Both said an affordability rating system would help students make better choices about higher education.

“I think some people don’t realize how much money is going into their education until they’ve spent it,” Monro said. “I think if you saw how much debt the average student has when they graduate from a school, it would help you decide whether you want to go to that school.”

Obama’s higher education agenda probably faces stiff challenges in the highly partisan Congress, despite the fact that some of his proposals have been implemented in states under Republican leadership.

Sen. Lamar Alexander of Tennessee, the top Republican on the Senate Health, Education, Labor and Pensions Committee, suggested a state-by-state approach would be preferable.

“Washington needs to be careful about taking a good idea for one state and forcing all 6,000 institutions of higher education to do the exact same thing, turning Washington into a sort of national school board for our colleges and universities,” Alexander said, according to The Associated Press.

But Maine’s Sen.

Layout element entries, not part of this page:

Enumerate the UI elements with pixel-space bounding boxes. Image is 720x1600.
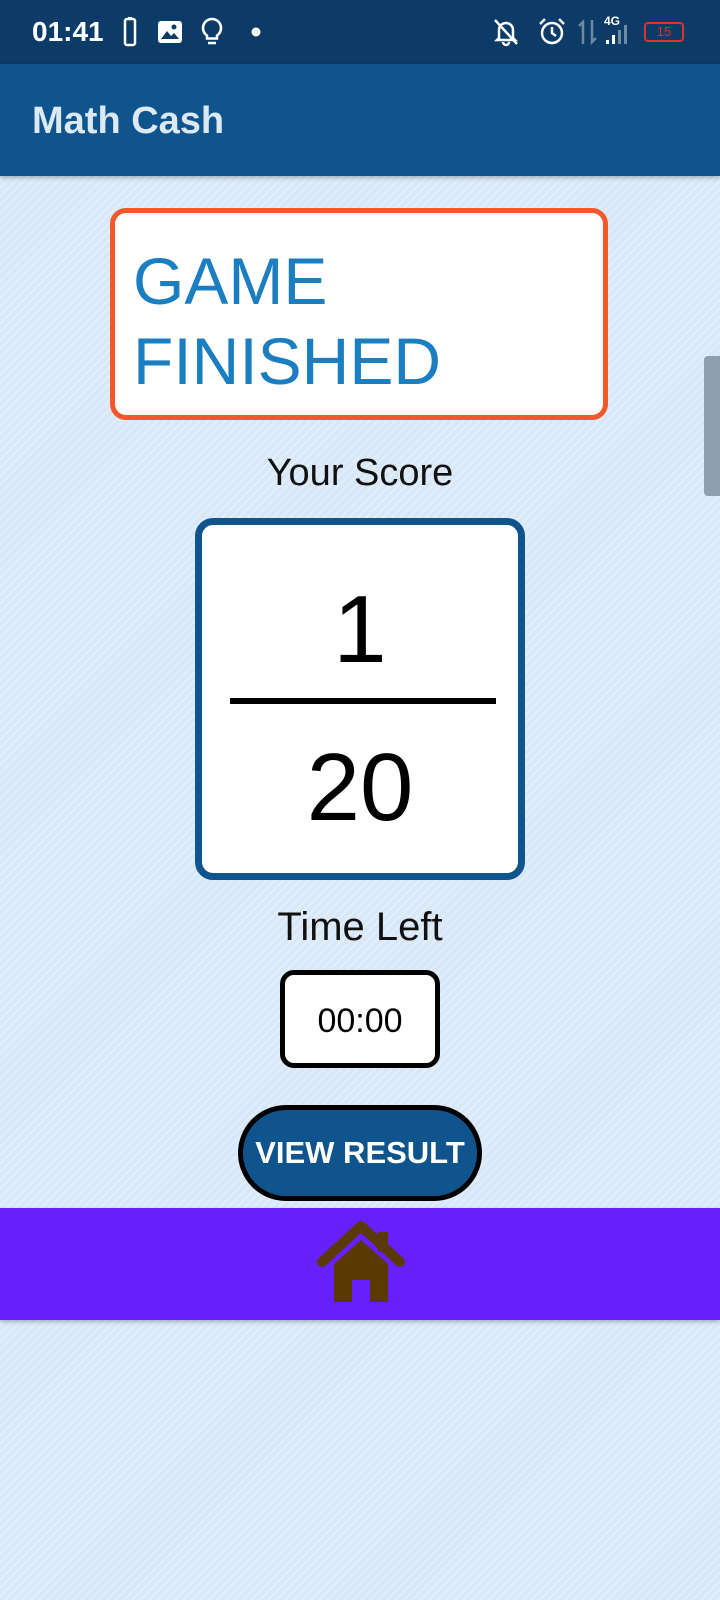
- battery-low-icon: 15: [644, 22, 684, 42]
- dot-icon: [251, 27, 261, 37]
- app-bar: Math Cash: [0, 64, 720, 176]
- bottom-nav: [0, 1208, 720, 1320]
- game-finished-card: GAME FINISHED: [110, 208, 608, 420]
- image-icon: [158, 21, 182, 43]
- signal-icon: [606, 25, 627, 44]
- battery-level: 15: [656, 24, 672, 39]
- time-left-label: Time Left: [277, 905, 443, 949]
- score-value: 1: [333, 576, 387, 683]
- time-left-value: 00:00: [317, 1002, 403, 1040]
- score-card: 1 20: [195, 518, 525, 880]
- home-icon[interactable]: [316, 1218, 406, 1310]
- fraction-divider: [230, 698, 496, 704]
- score-total: 20: [306, 734, 414, 841]
- score-label: Your Score: [266, 452, 454, 494]
- game-finished-heading: GAME FINISHED: [133, 244, 442, 398]
- status-time: 01:41: [32, 16, 104, 47]
- app-title: Math Cash: [32, 100, 225, 142]
- status-bar: 01:41 4G 15: [0, 0, 720, 64]
- bulb-icon: [201, 17, 223, 45]
- bell-off-icon: [493, 19, 519, 47]
- battery-icon: [123, 17, 137, 47]
- alarm-icon: [539, 18, 565, 45]
- time-left-box: 00:00: [280, 970, 440, 1068]
- view-result-button[interactable]: VIEW RESULT: [238, 1105, 482, 1201]
- data-arrows-icon: [578, 18, 597, 46]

Angus King, who along with Alexander was a key negotiator of the recent bipartisan compromise to overhaul the way student loan interest rates are set, said he was pleased to see the president put forward a college affordability proposal. In particular, King praised a plan to allow more students to take advantage of a program that caps monthly loan payments at 10 percent of income.

“The Senate has a real opportunity to tackle the issue of college affordability and the $1 trillion in outstanding student debt at the end of this year when we move to reauthorize the Higher Education Act,” King said. “I will work with the administration and my colleagues in Congress to make steady strides forward in that effort.”

White House officials said Thursday that the president plans to work on college affordability with many of the lawmakers who negotiated the student loan deal. King’s office confirmed Thursday that King has had discussions with the White House since the bill signing earlier this month but declined to provide further details of those discussions.